Last November, Canada’s Federal Court approved the first pirate site blockade in the country.
Following a complaint from major media companies Rogers, Bell and TVA, the Court ordered several major ISPs to block access to domains and IP-addresses of the pirate IPTV service GoldTV.
This is the first blocking order of its kind in Canada but could be the start of many. While most of the targeted ISPs stayed quiet and didn’t even acknowledge receipt of our questions, TekSavvy chose to appeal the blocking injunction.
The Internet provider is not the only organization that’s worried about the blocking order. Several others have raised concerns and some have now asked the Federal Court of Appeal if they can intervene in the case. This includes CIRA, the registry that operates the .CA domain name.
The registry, which also provides DNS services for .PT, .SE, and .ES domains, says it didn’t previously intervene because it wasn’t aware of the proceeding. It only learned about the blockades after these were reported in the media.
Among other things, CIRA is concerned that the website blocking injunction will interfere with the open Internet infrastructure. In addition, it will also bypass its authority by pointing Internet users to other locations when they try to access a .CA domain.
“Ordering ISPs to intercept and redirect internet communications could conflict with CIRA’s longstanding commitment to maintain an open and effective internet architecture,” CIRA writes.
“It could jeopardize CIRA’s mission to steward the .CA domain and to provide high quality registry, DNS, and cybersecurity services,” the registry adds.
Ideally, more stakeholders should have been consulted before making such a drastic decision, the registry notes. In CIRA’s view, site blocking is not the answer to address infringing sites. It directly conflicts with the Telecommunications Act while there are better alternatives.
One of the options suggested by CIRA is to identify the site owners through the WHOIS database. The organization says that it can provide such information when it’s compelled to do so by a Canadian court order.
Possible measures could also include involving other third-party intermediaries such as hosting companies and payment intermediaries.
“Any and all of those options are, while still extreme, more consistent with the Telecommunications Act and less intrusive into the technical architecture of the internet than the remedy sought from and granted by the Federal Court,” CIRA writes.
Based on these and other arguments, the registry asks the Federal Court of Appeal to grant its motion to intervene in the case.
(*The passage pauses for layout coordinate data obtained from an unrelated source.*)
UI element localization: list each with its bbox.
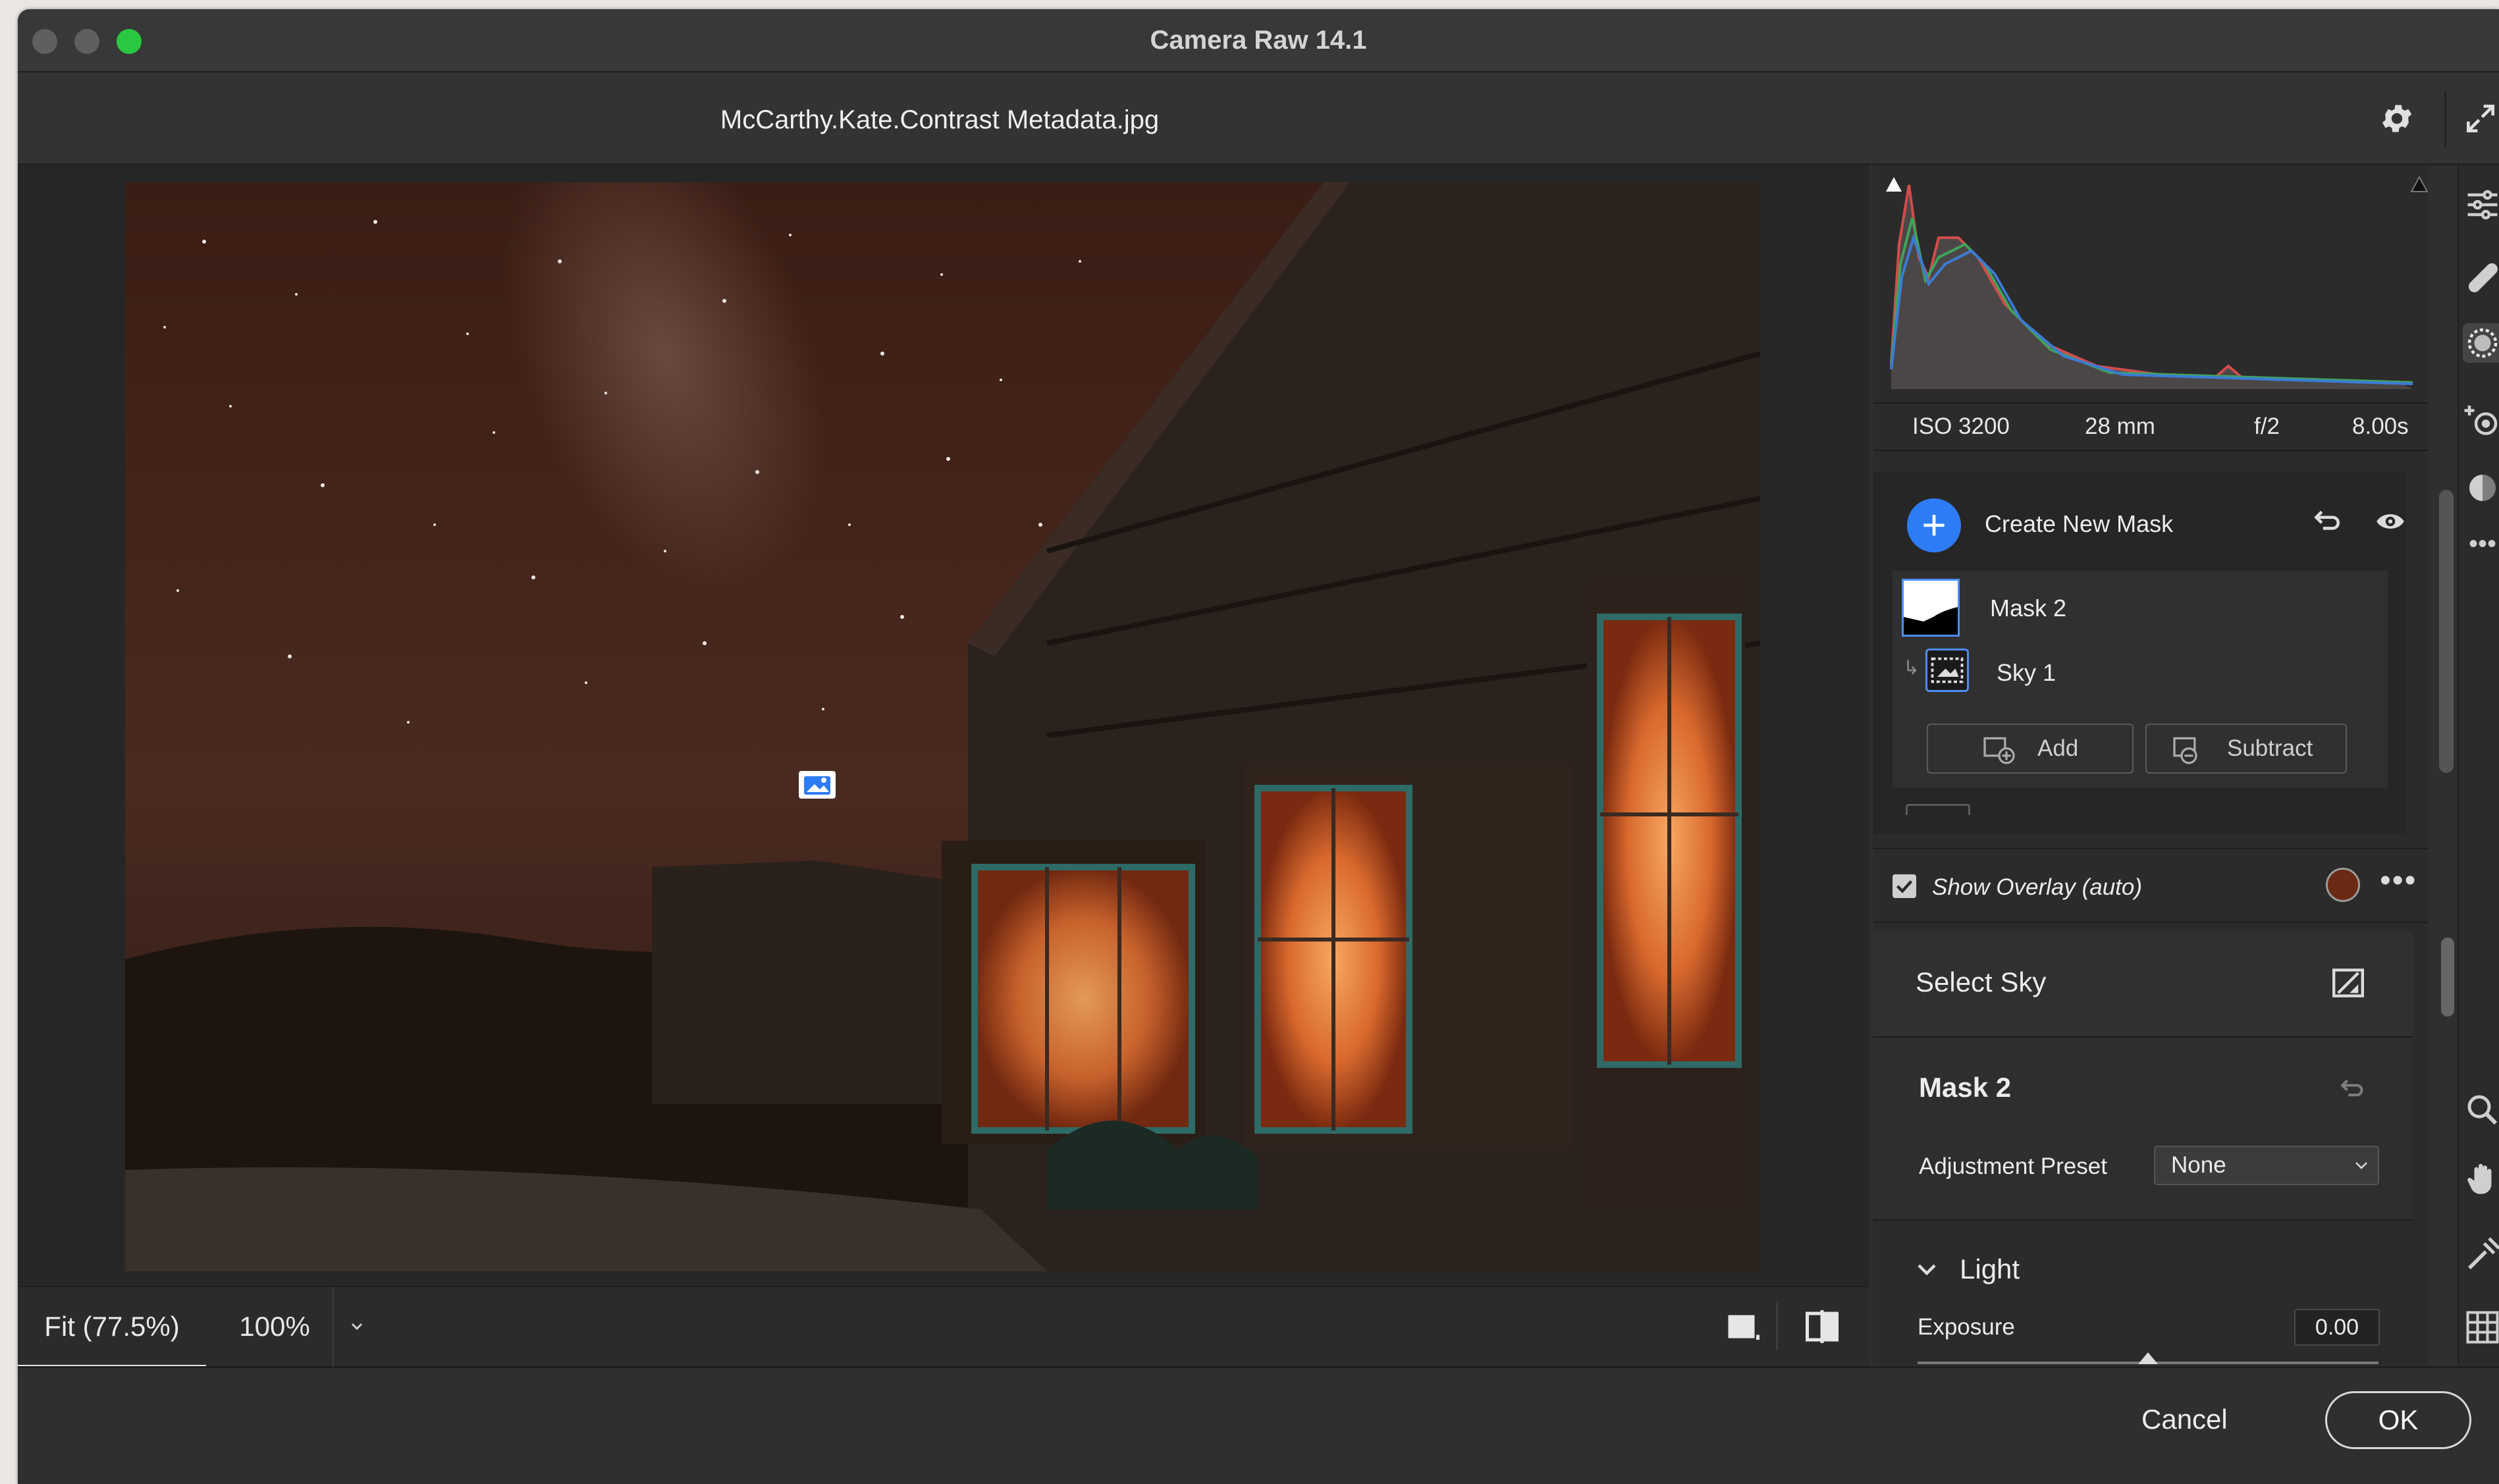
zoom-icon[interactable] [2463, 1090, 2499, 1130]
exposure-label: Exposure [1918, 1314, 2015, 1340]
subtract-button[interactable]: Subtract [2145, 724, 2347, 774]
zoom-fit-button[interactable]: Fit (77.5%) [18, 1287, 206, 1369]
grid-icon[interactable] [2463, 1308, 2499, 1347]
hand-icon[interactable] [2463, 1159, 2499, 1199]
right-panel: ISO 3200 28 mm f/2 8.00s + Create New Ma… [1873, 165, 2429, 1365]
toolbar-divider [1776, 1303, 1778, 1350]
masking-tool[interactable] [2463, 323, 2499, 363]
light-section: Light Exposure 0.00 [1873, 1222, 2413, 1365]
reset-mask-icon[interactable] [2335, 1074, 2367, 1103]
mask-2-section: Mask 2 Adjustment Preset None [1873, 1038, 2413, 1221]
file-header: McCarthy.Kate.Contrast Metadata.jpg [18, 72, 2499, 165]
shadow-clip-icon [1886, 177, 1902, 192]
add-label: Add [2037, 735, 2079, 761]
subtract-mask-icon [2173, 737, 2197, 764]
subtract-label: Subtract [2227, 735, 2313, 761]
eye-icon[interactable] [2372, 505, 2409, 538]
preview-toolbar: Fit (77.5%) 100% [18, 1286, 1869, 1369]
masking-icon [2467, 328, 2498, 358]
sky-1-label[interactable]: Sky 1 [1997, 659, 2056, 687]
window-title: Camera Raw 14.1 [1150, 26, 1367, 55]
exif-aperture: f/2 [2254, 413, 2280, 439]
child-arrow-icon: ↳ [1903, 657, 1920, 679]
edit-sliders-icon[interactable] [2463, 185, 2499, 225]
zoom-100-button[interactable]: 100% [215, 1287, 334, 1366]
night-building-photo [125, 182, 1760, 1271]
exif-bar: ISO 3200 28 mm f/2 8.00s [1873, 402, 2428, 451]
mask-2-thumbnail[interactable] [1902, 579, 1960, 637]
single-view-icon[interactable] [1723, 1307, 1763, 1346]
exposure-slider-handle[interactable] [2137, 1351, 2159, 1364]
masks-panel: + Create New Mask Mask 2 ↳ Sky 1 Add Sub… [1873, 472, 2406, 834]
histogram [1873, 165, 2429, 402]
exif-shutter: 8.00s [2352, 413, 2409, 439]
image-preview-area[interactable] [18, 165, 1869, 1286]
adjustment-preset-value: None [2171, 1152, 2226, 1178]
show-overlay-row: Show Overlay (auto) ••• [1873, 848, 2428, 923]
panel-scrollbar[interactable] [2441, 938, 2454, 1017]
select-sky-section: Select Sky [1873, 931, 2413, 1038]
mask-list: Mask 2 ↳ Sky 1 Add Subtract [1893, 571, 2388, 788]
red-eye-icon[interactable] [2463, 399, 2499, 438]
expand-icon[interactable] [2462, 100, 2499, 137]
show-overlay-label[interactable]: Show Overlay (auto) [1932, 874, 2142, 901]
adjustment-preset-label: Adjustment Preset [1919, 1153, 2107, 1179]
exposure-value-input[interactable]: 0.00 [2294, 1309, 2380, 1346]
create-new-mask-label[interactable]: Create New Mask [1985, 510, 2173, 538]
zoom-dropdown[interactable] [333, 1287, 380, 1366]
next-mask-thumbnail [1906, 804, 1970, 815]
chevron-down-icon[interactable] [1914, 1258, 1940, 1281]
adjustment-preset-select[interactable]: None [2154, 1146, 2379, 1185]
tool-strip: ••• [2458, 165, 2499, 1365]
dialog-footer: Cancel OK [18, 1366, 2499, 1484]
show-overlay-checkbox[interactable] [1893, 874, 1916, 898]
more-tools-icon[interactable]: ••• [2463, 531, 2499, 570]
title-bar: Camera Raw 14.1 [18, 9, 2499, 72]
create-new-mask-button[interactable]: + [1907, 498, 1961, 552]
more-options-icon[interactable]: ••• [2380, 862, 2417, 899]
exif-focal: 28 mm [2085, 413, 2155, 439]
chevron-down-icon [351, 1323, 363, 1331]
overlay-color-swatch[interactable] [2326, 868, 2360, 902]
photo-preview[interactable] [125, 182, 1760, 1271]
gear-icon[interactable] [2378, 100, 2415, 137]
file-name: McCarthy.Kate.Contrast Metadata.jpg [720, 105, 1160, 134]
header-divider [2444, 91, 2446, 147]
sampler-icon[interactable] [2463, 1235, 2499, 1275]
mask-2-label[interactable]: Mask 2 [1990, 595, 2066, 622]
add-button[interactable]: Add [1927, 724, 2134, 774]
reset-icon[interactable] [2307, 505, 2344, 538]
presets-icon[interactable] [2463, 468, 2499, 508]
sky-component-icon[interactable] [1925, 649, 1969, 692]
camera-raw-window: Camera Raw 14.1 McCarthy.Kate.Contrast M… [18, 9, 2499, 1484]
ok-button[interactable]: OK [2325, 1391, 2471, 1449]
exif-iso: ISO 3200 [1912, 413, 2010, 439]
invert-mask-icon[interactable] [2330, 967, 2366, 999]
mask-pin-icon[interactable] [799, 771, 836, 799]
select-sky-label: Select Sky [1916, 967, 2047, 997]
healing-icon[interactable] [2463, 257, 2499, 297]
masks-scrollbar[interactable] [2439, 490, 2454, 773]
mask-2-title: Mask 2 [1919, 1072, 2012, 1103]
light-section-label[interactable]: Light [1960, 1254, 2020, 1285]
cancel-button[interactable]: Cancel [2141, 1404, 2228, 1435]
before-after-icon[interactable] [1802, 1307, 1842, 1346]
chevron-down-icon [2355, 1162, 2367, 1169]
add-mask-icon [1983, 737, 2015, 764]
Another organization that would like to be heard is the Canadian Internet Policy and Public Interest Clinic (CIPPIC). The group, which is connected to the University of Ottawa, also believes that the site-blocking order should be reversed.
“ISP-based website blocking is an intrusive remedy, incompatible with the right to free expression,” CIPPIC writes, adding that it also raises issues with the Copyright Act and the Telecommunications Act.
Such orders should not be taken lightly and deserve more scrutiny than the Federal Court has offered so far.
CIPPIC raises a variety of issues which it wants to argue in more detail. This also includes possible conflicts with net neutrality.
“ISP-based website blocking orders have a significant potential to disrupt communications networks and interfere with network innovation,” CIPPIC writes.
“Any ISP-based website blocking order must therefore ensure it does not undermine the CRTC’s role, legislatively mandated under section 36 of the Telecommunications Act, for monitoring net neutrality and ISP interference with transmitted content”
Both motions to intervene have yet to be reviewed by the Court and more may still be filed, also from rightsholders.
Given the interest of these parties, it’s clear that the matter has triggered much broader interest than during the initial proceeding.